Robe-wearing frontman Ebbot Lundberg, looking like a garden gnome-turned-cult leader, opened the nearly two-hour set (including two encores) singing, “I believe I found a better way to satisfy you,” and ended the night howling from the lighting scaffold.
In between, guitarist Ian Person played a solo behind his back during “Dow Jones Syndrome,” drummer Fredrik Sandsten tossed his sticks into the air and the band created a swirling, throbbing hypnotic assault.
They flirt with the edge of parody, with lyrics welcoming the aud “to your future” and bemoaning a “21st Century Ripoff.” But they never let down their guard, sounding like a more professional version of the garage bands who were collected on the “Nuggets” and “Pebbles” collections, combining the snotty attitude of the Rolling Stones with a hormone-driven psychedelia.

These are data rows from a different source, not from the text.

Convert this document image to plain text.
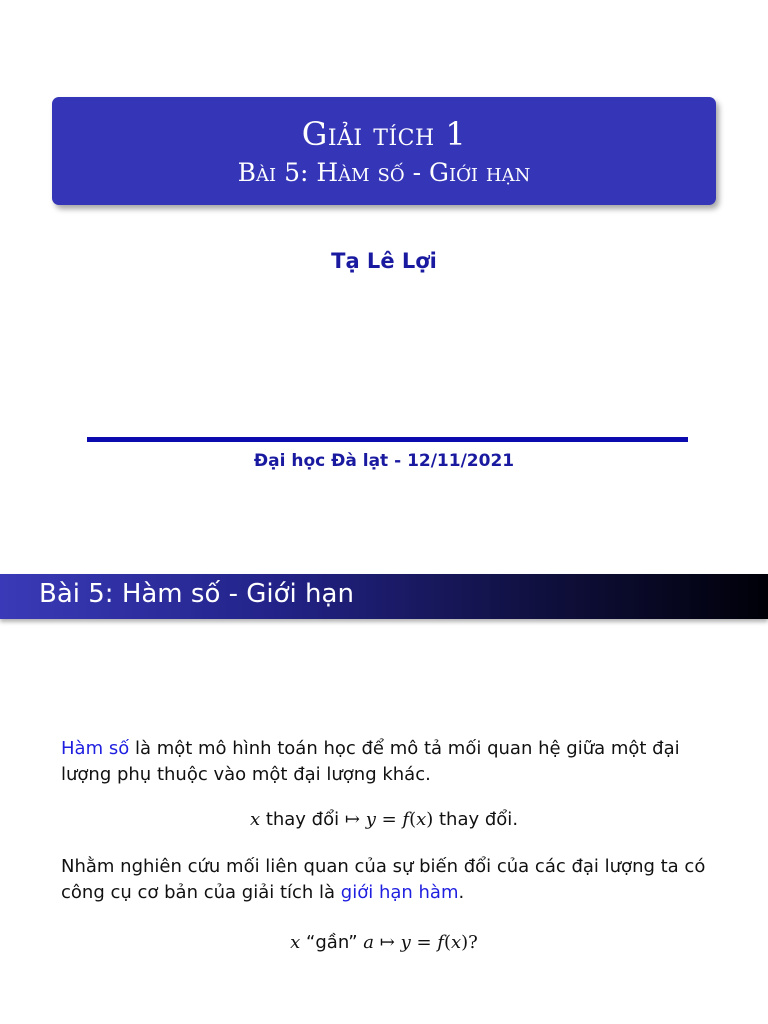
Giải tích 1
Bài 5: Hàm số - Giới hạn
Tạ Lê Lợi
Đại học Đà lạt - 12/11/2021
Bài 5: Hàm số - Giới hạn
Hàm số là một mô hình toán học để mô tả mối quan hệ giữa một đại lượng phụ thuộc vào một đại lượng khác.
x thay đổi ↦ y = f(x) thay đổi.
Nhằm nghiên cứu mối liên quan của sự biến đổi của các đại lượng ta có công cụ cơ bản của giải tích là giới hạn hàm.
x “gần” a ↦ y = f(x)?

The songs previewed from their upcoming Universal release “Origins: Volume 1” (due in March) draw from the same rich vein as 2002’s “Behind the Music.” You could pick off the influences of their songs (mid-’60s Stones, pre-“Tommy” Who, Syd Barrett-led Pink Floyd and the brooding, messianic decadence of the Doors and the Stooges) like ducks in a shooting gallery, but that seems almost beside the point.
Soundtrack of Our Lives may be revivalists, but they never lapse into slavish imitation. It’s a fresh interpretation of a style that could easily turn stale.
The Soundtrack of Our Lives return to Los Angeles April 2 with a show at the Avalon.